Familie- en Jeugdrecht
Locatie Middelburg
Zaaknummer: C/02/427991 / JE RK 24-1938
Datum uitspraak: 4 december 2024
Beschikking van de kinderrechter over een verlenging ondertoezichtstelling
in de zaak van
LEGER DES HEILS JEUGDBESCHERMING & RECLASSERING
gevestigd te Eindhoven,
hierna te noemen: de GI.
over
[minderjarige 1],
geboren op [geboortedag 1] 2011 te [geboorteplaats 1] ,
hierna te noemen: [minderjarige 1] .
[minderjarige 2],
geboren op [geboortedag 2] 2012 te [geboorteplaats 2] ,
hierna te noemen: [minderjarige 2] .
[minderjarige 3],
geboren op [geboortedag 3] 2013 te [geboorteplaats 2] ,
hierna te noemen: [minderjarige 3] .
[minderjarige 4],
geboren op [geboortedag 4] 2014 te [geboorteplaats 1] ,
hierna te noemen: [minderjarige 4] .
De kinderrechter merkt als belanghebbende aan:
[de moeder],
hierna te noemen: de moeder,
wonende op een bij de rechtbank bekend adres.
De kinderrechter merkt als informant aan:
[de vader],
hierna te noemen: de vader,
wonende in [woonplaats] .

1.Het verloop van de procedure

1.1.
De kinderrechter neemt de volgende stukken mee in de beoordeling:
- het verzoekschrift met bijlagen van de GI van 24 oktober 2024, ontvangen op 24 oktober 2024.
1.2.
De mondelinge behandeling met gesloten deuren heeft plaatsgevonden op 4 december 2024. Daarbij waren aanwezig:
  • de moeder;
  • een tweetal vertegenwoordigster van de GI.
1.3.
De vader is niet verschenen.

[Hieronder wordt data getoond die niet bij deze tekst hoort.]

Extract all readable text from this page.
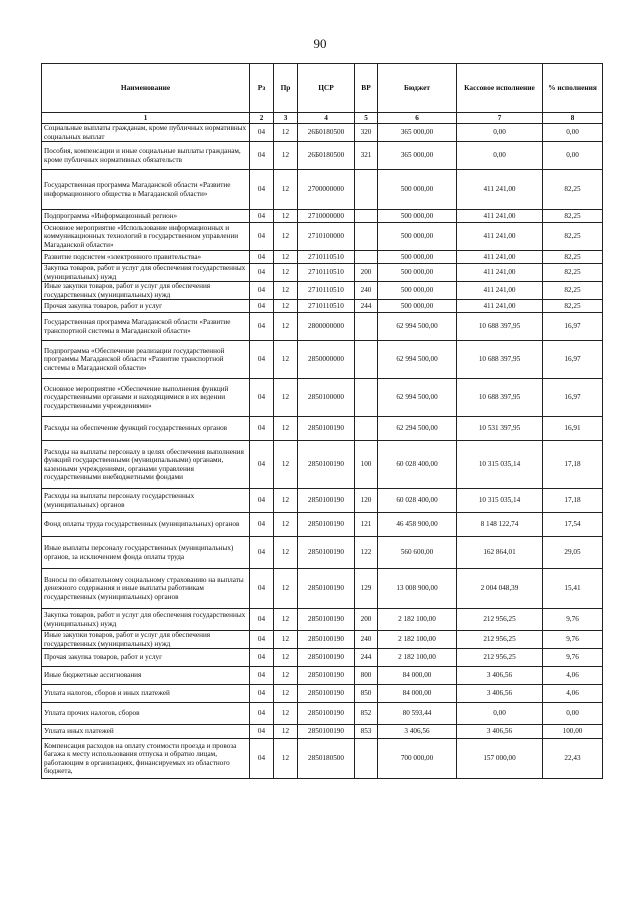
90
Наименование	Рз	Пр	ЦСР	ВР	Бюджет	Кассовое исполнение	% исполнения
1	2	3	4	5	6	7	8
Социальные выплаты гражданам, кроме публичных нормативных социальных выплат	04	12	26Б0180500	320	365 000,00	0,00	0,00
Пособия, компенсации и иные социальные выплаты гражданам, кроме публичных нормативных обязательств	04	12	26Б0180500	321	365 000,00	0,00	0,00
Государственная программа Магаданской области «Развитие информационного общества в Магаданской области»	04	12	2700000000		500 000,00	411 241,00	82,25
Подпрограмма «Информационный регион»	04	12	2710000000		500 000,00	411 241,00	82,25
Основное мероприятие «Использование информационных и коммуникационных технологий в государственном управлении Магаданской области»	04	12	2710100000		500 000,00	411 241,00	82,25
Развитие подсистем «электронного правительства»	04	12	2710110510		500 000,00	411 241,00	82,25
Закупка товаров, работ и услуг для обеспечения государственных (муниципальных) нужд	04	12	2710110510	200	500 000,00	411 241,00	82,25
Иные закупки товаров, работ и услуг для обеспечения государственных (муниципальных) нужд	04	12	2710110510	240	500 000,00	411 241,00	82,25
Прочая закупка товаров, работ и услуг	04	12	2710110510	244	500 000,00	411 241,00	82,25
Государственная программа Магаданской области «Развитие транспортной системы в Магаданской области»	04	12	2800000000		62 994 500,00	10 688 397,95	16,97
Подпрограмма «Обеспечение реализации государственной программы Магаданской области «Развитие транспортной системы в Магаданской области»	04	12	2850000000		62 994 500,00	10 688 397,95	16,97
Основное мероприятие «Обеспечение выполнения функций государственными органами и находящимися в их ведении государственными учреждениями»	04	12	2850100000		62 994 500,00	10 688 397,95	16,97
Расходы на обеспечение функций государственных органов	04	12	2850100190		62 294 500,00	10 531 397,95	16,91
Расходы на выплаты персоналу в целях обеспечения выполнения функций государственными (муниципальными) органами, казенными учреждениями, органами управления государственными внебюджетными фондами	04	12	2850100190	100	60 028 400,00	10 315 035,14	17,18
Расходы на выплаты персоналу государственных (муниципальных) органов	04	12	2850100190	120	60 028 400,00	10 315 035,14	17,18
Фонд оплаты труда государственных (муниципальных) органов	04	12	2850100190	121	46 458 900,00	8 148 122,74	17,54
Иные выплаты персоналу государственных (муниципальных) органов, за исключением фонда оплаты труда	04	12	2850100190	122	560 600,00	162 864,01	29,05
Взносы по обязательному социальному страхованию на выплаты денежного содержания и иные выплаты работникам государственных (муниципальных) органов	04	12	2850100190	129	13 008 900,00	2 004 048,39	15,41
Закупка товаров, работ и услуг для обеспечения государственных (муниципальных) нужд	04	12	2850100190	200	2 182 100,00	212 956,25	9,76
Иные закупки товаров, работ и услуг для обеспечения государственных (муниципальных) нужд	04	12	2850100190	240	2 182 100,00	212 956,25	9,76
Прочая закупка товаров, работ и услуг	04	12	2850100190	244	2 182 100,00	212 956,25	9,76
Иные бюджетные ассигнования	04	12	2850100190	800	84 000,00	3 406,56	4,06
Уплата налогов, сборов и иных платежей	04	12	2850100190	850	84 000,00	3 406,56	4,06
Уплата прочих налогов, сборов	04	12	2850100190	852	80 593,44	0,00	0,00
Уплата иных платежей	04	12	2850100190	853	3 406,56	3 406,56	100,00
Компенсация расходов на оплату стоимости проезда и провоза багажа к месту использования отпуска и обратно лицам, работающим в организациях, финансируемых из областного бюджета,	04	12	2850180500		700 000,00	157 000,00	22,43
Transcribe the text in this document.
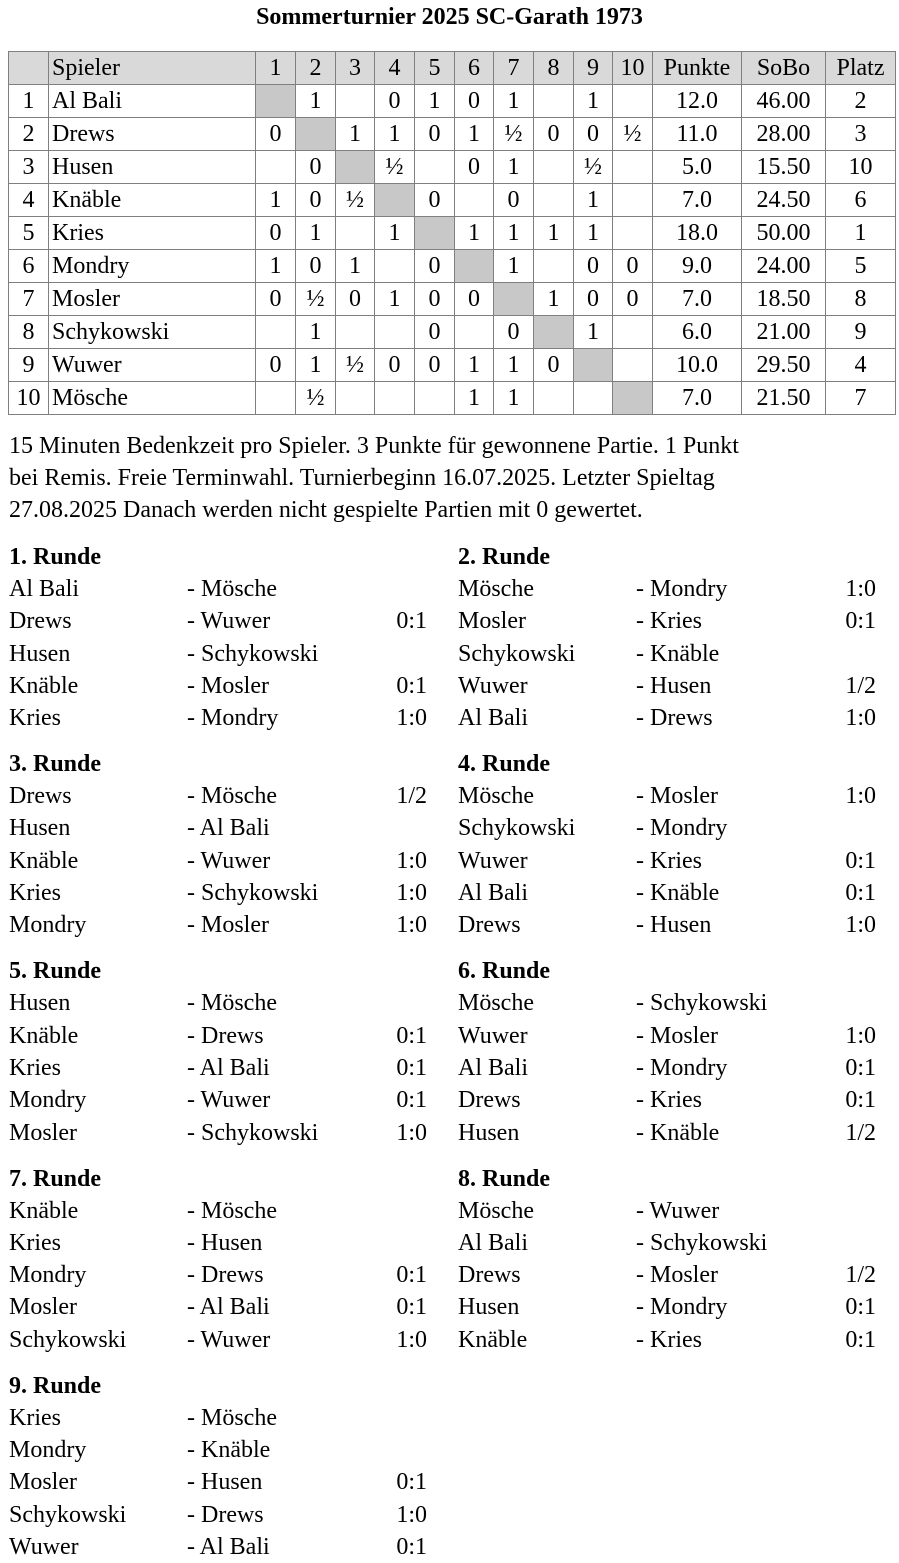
Sommerturnier 2025 SC-Garath 1973
	Spieler	1	2	3	4	5	6	7	8	9	10	Punkte	SoBo	Platz
1	Al Bali		1		0	1	0	1		1		12.0	46.00	2
2	Drews	0		1	1	0	1	½	0	0	½	11.0	28.00	3
3	Husen		0		½		0	1		½		5.0	15.50	10
4	Knäble	1	0	½		0		0		1		7.0	24.50	6
5	Kries	0	1		1		1	1	1	1		18.0	50.00	1
6	Mondry	1	0	1		0		1		0	0	9.0	24.00	5
7	Mosler	0	½	0	1	0	0		1	0	0	7.0	18.50	8
8	Schykowski		1			0		0		1		6.0	21.00	9
9	Wuwer	0	1	½	0	0	1	1	0			10.0	29.50	4
10	Mösche		½				1	1				7.0	21.50	7
15 Minuten Bedenkzeit pro Spieler. 3 Punkte für gewonnene Partie. 1 Punkt
bei Remis. Freie Terminwahl. Turnierbeginn 16.07.2025. Letzter Spieltag
27.08.2025 Danach werden nicht gespielte Partien mit 0 gewertet.
1. Runde
Al Bali	- Mösche
Drews	- Wuwer	0:1
Husen	- Schykowski
Knäble	- Mosler	0:1
Kries	- Mondry	1:0
2. Runde
Mösche	- Mondry	1:0
Mosler	- Kries	0:1
Schykowski	- Knäble
Wuwer	- Husen	1/2
Al Bali	- Drews	1:0
3. Runde
Drews	- Mösche	1/2
Husen	- Al Bali
Knäble	- Wuwer	1:0
Kries	- Schykowski	1:0
Mondry	- Mosler	1:0
4. Runde
Mösche	- Mosler	1:0
Schykowski	- Mondry
Wuwer	- Kries	0:1
Al Bali	- Knäble	0:1
Drews	- Husen	1:0
5. Runde
Husen	- Mösche
Knäble	- Drews	0:1
Kries	- Al Bali	0:1
Mondry	- Wuwer	0:1
Mosler	- Schykowski	1:0
6. Runde
Mösche	- Schykowski
Wuwer	- Mosler	1:0
Al Bali	- Mondry	0:1
Drews	- Kries	0:1
Husen	- Knäble	1/2
7. Runde
Knäble	- Mösche
Kries	- Husen
Mondry	- Drews	0:1
Mosler	- Al Bali	0:1
Schykowski	- Wuwer	1:0
8. Runde
Mösche	- Wuwer
Al Bali	- Schykowski
Drews	- Mosler	1/2
Husen	- Mondry	0:1
Knäble	- Kries	0:1
9. Runde
Kries	- Mösche
Mondry	- Knäble
Mosler	- Husen	0:1
Schykowski	- Drews	1:0
Wuwer	- Al Bali	0:1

De kinderrechter stelt vast dat de vader wel juist is opgeroepen.
1.4.
Met bijzondere toestemming van de kinderrechter was tevens ter ondersteuning van de moeder de betrokken therapeut van MST-CAN aanwezig, mevrouw [naam] .
1.5.
De kinderrechter heeft [minderjarige 1] en [minderjarige 2] naar hun mening gevraagd. [minderjarige 1] en [minderjarige 2] hebben hierover, apart van elkaar, een gesprek gevoerd met de kinderrechter. Tijdens de zitting heeft de kinderrechter samengevat wat [minderjarige 1] en [minderjarige 2] hebben verteld. De aanwezigen hebben daarop kunnen reageren.

2.De feiten

2.1.
Het ouderlijk gezag over [minderjarige 1] , [minderjarige 2] , [minderjarige 3] en [minderjarige 4] wordt uitgeoefend door de moeder.
2.2.
[minderjarige 1] , [minderjarige 2] , [minderjarige 3] en [minderjarige 4] wonen bij de moeder.
2.3.
Bij beschikking van de kinderrechter van 22 december 2020 zijn [minderjarige 1] , [minderjarige 2] , [minderjarige 3] en [minderjarige 4] onder toezicht gesteld. Deze maatregel is daarna steeds verlengd, voor het laatst tot 22 december 2024.

3.Het verzoek

3.1.
De GI verzoekt de ondertoezichtstelling van [minderjarige 1] , [minderjarige 2] , [minderjarige 3] en [minderjarige 4] te verlengen voor de duur van een jaar en de beslissing uitvoerbaar bij voorraad te verklaren.

4.De standpunten

4.1.
De GI handhaaft het verzoek. In aanvulling op het verzoekschrift benoemt de GI contact met de vader te hebben gehad, waarbij de vader heeft aangegeven dat hij het eens is met het verzoek en dat hij fysiek contact met de kinderen wil hebben. De komende periode wil de GI meer duidelijkheid krijgen over de rol van de vader in het leven van de kinderen. Ook de school van [minderjarige 1] heeft contact met de GI opgenomen, omdat zij zich zorgen maken over haar gedrag en het verzuim. [minderjarige 1] vergeet regelmatig haar (school)spullen en is ongemotiveerd. Verder wil de GI gaan onderzoeken of er een nieuw steunpleeggezin dan wel vertrouwenspersoon voor de kinderen kan worden betrokken. Sinds het stoppen van het steunpleeggezin in juni 2024 is er geen (nieuw) steunpleeggezin meer betrokken.
4.2.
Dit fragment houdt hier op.